Abrió la chaqueta con la que ella se envolvía los hombros y buscó algo en el bolsillo interior. Sobre la palma de su mano abierta, había un pequeño estuche de joyería.
Brooke se llevó la mano a la boca. Estaba a punto de preguntarle a Julian qué había dentro, pero antes de que pudiera decir una palabra, él se arrodilló delante del banco de piedra, con la otra mano apoyada sobre su rodilla.
– Brooke, ¿querrás hacerme el hombre más feliz del mundo y casarte otra vez conmigo?

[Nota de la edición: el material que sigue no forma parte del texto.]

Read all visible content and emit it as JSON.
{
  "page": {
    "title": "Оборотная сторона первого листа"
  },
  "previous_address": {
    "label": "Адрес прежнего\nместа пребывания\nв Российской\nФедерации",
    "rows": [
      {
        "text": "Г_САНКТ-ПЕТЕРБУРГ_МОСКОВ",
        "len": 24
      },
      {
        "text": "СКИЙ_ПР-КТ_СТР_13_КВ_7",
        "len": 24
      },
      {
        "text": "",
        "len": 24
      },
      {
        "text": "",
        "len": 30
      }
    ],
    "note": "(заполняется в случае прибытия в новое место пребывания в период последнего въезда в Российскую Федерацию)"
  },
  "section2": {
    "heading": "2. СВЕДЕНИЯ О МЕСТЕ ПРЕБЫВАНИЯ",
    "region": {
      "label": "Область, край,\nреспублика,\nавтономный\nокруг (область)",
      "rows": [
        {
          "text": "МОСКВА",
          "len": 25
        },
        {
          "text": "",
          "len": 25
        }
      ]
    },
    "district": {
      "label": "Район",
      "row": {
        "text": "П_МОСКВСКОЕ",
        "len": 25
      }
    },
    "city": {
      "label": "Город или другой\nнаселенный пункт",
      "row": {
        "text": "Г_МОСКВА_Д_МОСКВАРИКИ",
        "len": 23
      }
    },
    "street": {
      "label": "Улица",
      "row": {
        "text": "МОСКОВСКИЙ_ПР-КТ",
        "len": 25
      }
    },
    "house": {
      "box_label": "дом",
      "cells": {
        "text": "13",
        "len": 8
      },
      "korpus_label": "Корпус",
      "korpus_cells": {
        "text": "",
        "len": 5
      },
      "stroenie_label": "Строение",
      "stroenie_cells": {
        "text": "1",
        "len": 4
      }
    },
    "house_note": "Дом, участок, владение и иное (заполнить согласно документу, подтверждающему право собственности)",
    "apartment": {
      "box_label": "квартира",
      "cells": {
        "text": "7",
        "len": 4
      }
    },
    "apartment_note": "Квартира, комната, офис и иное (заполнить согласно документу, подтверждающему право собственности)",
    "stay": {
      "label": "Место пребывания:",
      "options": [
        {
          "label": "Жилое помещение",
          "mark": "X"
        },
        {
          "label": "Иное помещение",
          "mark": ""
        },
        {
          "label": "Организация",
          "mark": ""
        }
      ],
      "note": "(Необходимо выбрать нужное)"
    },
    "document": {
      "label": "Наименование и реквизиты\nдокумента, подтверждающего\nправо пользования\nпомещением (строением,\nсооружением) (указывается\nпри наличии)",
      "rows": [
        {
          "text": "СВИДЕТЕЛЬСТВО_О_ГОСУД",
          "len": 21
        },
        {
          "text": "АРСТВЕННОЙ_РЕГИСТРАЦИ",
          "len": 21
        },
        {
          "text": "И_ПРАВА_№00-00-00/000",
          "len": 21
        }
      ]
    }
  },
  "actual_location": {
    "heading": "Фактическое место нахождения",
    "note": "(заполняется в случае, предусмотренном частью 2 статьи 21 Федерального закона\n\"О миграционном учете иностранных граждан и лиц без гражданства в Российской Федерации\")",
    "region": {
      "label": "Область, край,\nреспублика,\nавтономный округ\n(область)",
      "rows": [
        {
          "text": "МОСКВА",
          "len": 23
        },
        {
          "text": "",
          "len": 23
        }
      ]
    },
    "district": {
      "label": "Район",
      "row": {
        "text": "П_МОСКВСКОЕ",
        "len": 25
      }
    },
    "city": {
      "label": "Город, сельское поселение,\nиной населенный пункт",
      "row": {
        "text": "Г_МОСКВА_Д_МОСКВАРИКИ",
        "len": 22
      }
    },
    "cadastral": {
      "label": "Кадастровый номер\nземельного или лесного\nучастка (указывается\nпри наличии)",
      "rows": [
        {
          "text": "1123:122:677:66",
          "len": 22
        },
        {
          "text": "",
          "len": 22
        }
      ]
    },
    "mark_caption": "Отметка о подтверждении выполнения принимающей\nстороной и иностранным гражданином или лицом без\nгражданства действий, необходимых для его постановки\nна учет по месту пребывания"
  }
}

Julian abrió el estuche. Dentro no había un costoso anillo nuevo de compromiso con un diamante enorme, ni un par de pendientes de brillantes, como ella sospechaba. Inserta entre dos pliegues de terciopelo, estaba la sencilla alianza de bodas de Brooke, la que aquella estilista le había arrancado del dedo la noche de los Grammy, el mismo anillo de oro que había llevado puesto día tras día, durante seis años, y que empezaba a pensar que ya no volvería a ver.

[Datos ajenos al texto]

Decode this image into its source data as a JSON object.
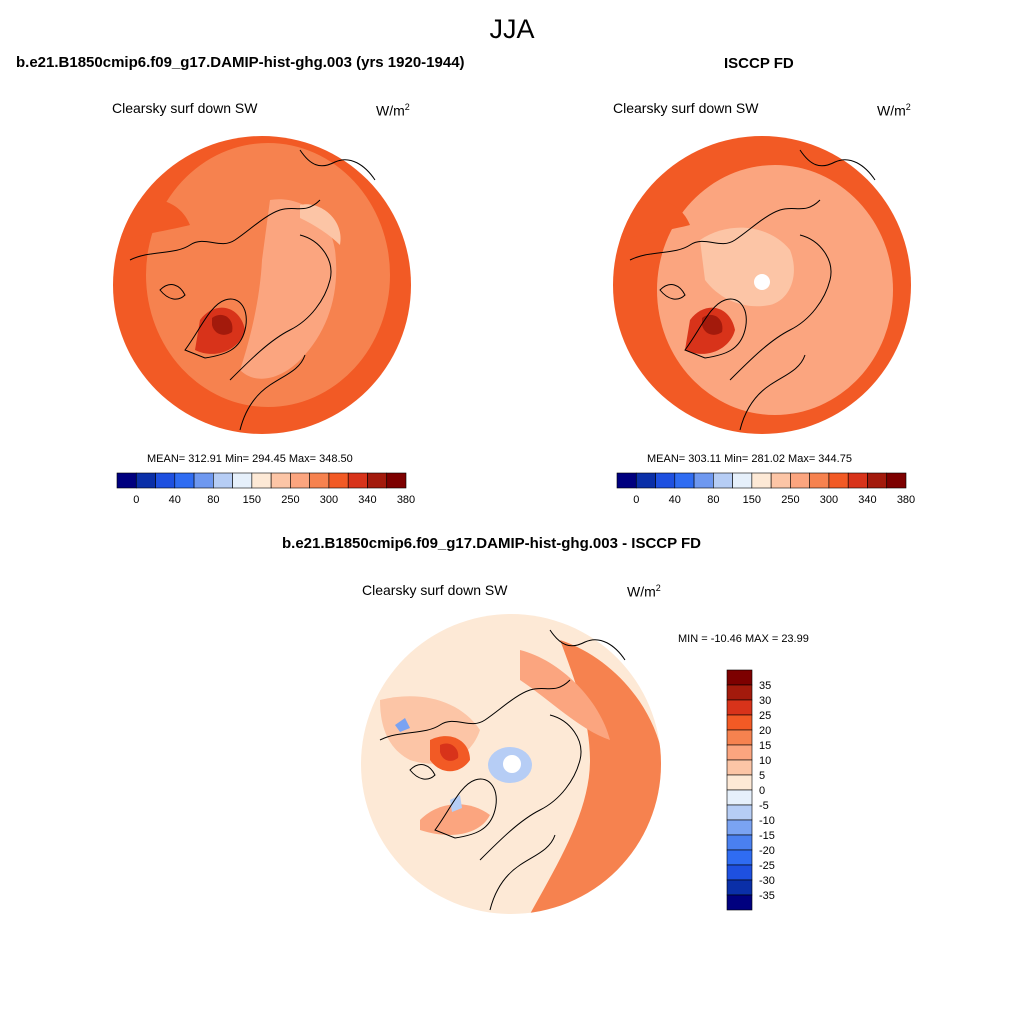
{
  "season_title": "JJA",
  "colors": {
    "abs_palette": [
      "#00007f",
      "#0a2fa8",
      "#1e50e0",
      "#2f6cf2",
      "#6e98f0",
      "#b6cdf5",
      "#e6f0fb",
      "#fde9d6",
      "#fcc5a6",
      "#fba57f",
      "#f6824f",
      "#f25a25",
      "#d8331a",
      "#a31a0c",
      "#7d0000"
    ],
    "diff_palette": [
      "#00007f",
      "#0a2fa8",
      "#1e50e0",
      "#2f6cf2",
      "#4a80f0",
      "#7aa3f2",
      "#b6cdf5",
      "#e6f0fb",
      "#fde9d6",
      "#fcc5a6",
      "#fba57f",
      "#f6824f",
      "#f25a25",
      "#d8331a",
      "#a31a0c",
      "#7d0000"
    ]
  },
  "panels": [
    {
      "title": "b.e21.B1850cmip6.f09_g17.DAMIP-hist-ghg.003 (yrs 1920-1944)",
      "variable": "Clearsky surf down SW",
      "units": {
        "base": "W/m",
        "exp": "2"
      },
      "stats": "MEAN= 312.91  Min= 294.45  Max= 348.50",
      "colorbar_labels": [
        "0",
        "40",
        "80",
        "150",
        "250",
        "300",
        "340",
        "380"
      ],
      "map": {
        "base": "#f6824f",
        "rim": "#f25a25",
        "pole_hole": false
      }
    },
    {
      "title": "ISCCP FD",
      "variable": "Clearsky surf down SW",
      "units": {
        "base": "W/m",
        "exp": "2"
      },
      "stats": "MEAN= 303.11  Min= 281.02  Max= 344.75",
      "colorbar_labels": [
        "0",
        "40",
        "80",
        "150",
        "250",
        "300",
        "340",
        "380"
      ],
      "map": {
        "base": "#f6824f",
        "rim": "#f25a25",
        "pole_hole": true
      }
    },
    {
      "title": "b.e21.B1850cmip6.f09_g17.DAMIP-hist-ghg.003 - ISCCP FD",
      "variable": "Clearsky surf down SW",
      "units": {
        "base": "W/m",
        "exp": "2"
      },
      "stats": "MIN = -10.46 MAX =  23.99",
      "colorbar_labels": [
        "35",
        "30",
        "25",
        "20",
        "15",
        "10",
        "5",
        "0",
        "-5",
        "-10",
        "-15",
        "-20",
        "-25",
        "-30",
        "-35"
      ],
      "map": {
        "base": "#fde9d6",
        "rim": "#f25a25",
        "pole_hole": true
      }
    }
  ]
}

– Lo llevé colgado de una cadena desde que me lo devolvieron -dijo él.
– No fue mi intención dejármelo -se apresuró a decir ella-. Se perdió en la confusión. Te juro que no fue una especie de símbolo…
Él le acercó la cara y la besó.
– ¿Me harás el honor de ponértelo otra vez?
Brooke le echó los brazos al cuello, llorando una vez más, y asintió. Intentó decir que sí, pero no consiguió articular ni una sola palabra. Julian se echó a reír y le devolvió con fuerza el abrazo.
– Mira -dijo, sacando el anillo del estuche.
Le señaló la cara interna, donde había mandado grabar, al lado de la fecha de su boda, la fecha de ese día.
– De este modo -le explicó-, no olvidaremos nunca que nos hemos hecho la promesa de empezar de nuevo.
Le cogió la mano izquierda y le puso la alianza de matrimonio, y sólo entonces Brooke se dio cuenta de lo desnuda que había sentido la mano hasta ese momento.